A new WWF report reveals that, at a time of global food insecurity, half the UK’s wheat harvest each year (equivalent to 11bn loaves of bread) is being used to feed livestock in an ‘inherently inefficient’ process that is fuelling climate change and driving nature’s decline in the UK and overseas.
The report reveals the extent of farmland used to grow crops that are being used to feed animals instead of people, and explores the benefits for people, climate and nature of using more of the UK’s arable land to grow crops for human consumption instead.
This would help to address the climate and nature crises while boosting the UK’s food resilience.
Crops vs calories
The latest report in WWF’s Future of Feed series highlights the fact that dairy and meat products provide only 32% of calories consumed in the UK, and less than half (48%) of protein.
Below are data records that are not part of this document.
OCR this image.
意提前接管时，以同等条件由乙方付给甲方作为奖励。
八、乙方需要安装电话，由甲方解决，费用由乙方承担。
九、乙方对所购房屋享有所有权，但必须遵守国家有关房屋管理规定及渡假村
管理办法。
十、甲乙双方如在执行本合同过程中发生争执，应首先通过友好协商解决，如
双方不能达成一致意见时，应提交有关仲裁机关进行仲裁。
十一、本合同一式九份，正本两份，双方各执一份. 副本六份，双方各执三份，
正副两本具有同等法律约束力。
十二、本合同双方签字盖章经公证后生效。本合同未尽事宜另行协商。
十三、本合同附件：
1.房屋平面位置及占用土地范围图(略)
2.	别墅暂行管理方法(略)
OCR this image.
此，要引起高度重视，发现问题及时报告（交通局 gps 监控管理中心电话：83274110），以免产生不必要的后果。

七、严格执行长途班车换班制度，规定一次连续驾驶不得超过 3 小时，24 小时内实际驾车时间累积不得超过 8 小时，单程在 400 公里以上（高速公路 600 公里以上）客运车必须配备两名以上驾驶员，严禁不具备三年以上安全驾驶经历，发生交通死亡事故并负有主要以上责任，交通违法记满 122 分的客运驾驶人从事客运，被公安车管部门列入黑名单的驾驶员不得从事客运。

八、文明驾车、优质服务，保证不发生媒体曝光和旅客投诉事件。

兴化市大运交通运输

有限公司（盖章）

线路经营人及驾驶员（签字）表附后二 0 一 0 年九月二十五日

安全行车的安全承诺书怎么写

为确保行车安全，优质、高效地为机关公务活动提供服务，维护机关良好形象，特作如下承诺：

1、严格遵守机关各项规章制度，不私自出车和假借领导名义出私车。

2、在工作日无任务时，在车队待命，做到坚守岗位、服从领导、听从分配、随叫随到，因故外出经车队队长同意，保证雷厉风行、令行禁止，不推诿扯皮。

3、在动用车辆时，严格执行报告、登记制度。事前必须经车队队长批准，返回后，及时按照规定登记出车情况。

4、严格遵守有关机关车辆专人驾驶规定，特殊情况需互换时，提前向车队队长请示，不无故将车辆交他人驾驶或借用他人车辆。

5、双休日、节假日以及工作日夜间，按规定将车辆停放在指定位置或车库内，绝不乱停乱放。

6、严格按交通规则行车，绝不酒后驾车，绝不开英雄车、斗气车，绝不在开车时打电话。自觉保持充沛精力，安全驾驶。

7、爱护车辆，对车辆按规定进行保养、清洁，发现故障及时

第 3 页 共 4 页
In contrast, livestock and their feed make up 85% of the UK’s total land use for agriculture.
According to the analysis in the report, growing crops like cereals to feed farm animals accounts for a significant proportion of this land use footprint.
Wheat and barley grown to feed farmed animals in the UK use 2 million hectares of land – 40% of the UK’s arable land area.
Wheat grown in the UK each year to feed livestock (primarily chickens and pigs) makes up half of our annual wheat harvest and would be enough to produce nearly 11 billion loaves of bread.
Oats grown in the UK to feed livestock each year make up a third of our annual oat harvest and would be enough to produce nearly 6 billion bowls of porridge.
The UK imports large quantities of soy to feed pigs and poultry, fuelling the destruction of precious habitats overseas, like the Brazilian Cerrado.
Replacing animal feeds like soy and cereal with alternatives like grass, by-products from the food supply chain and innovative feed ingredients such as insect meal, would free up land to grow food for people.
These could include high-value crops like fruits, vegetables and nuts, and could be at the heart of a transition to nature-friendly regenerative agriculture.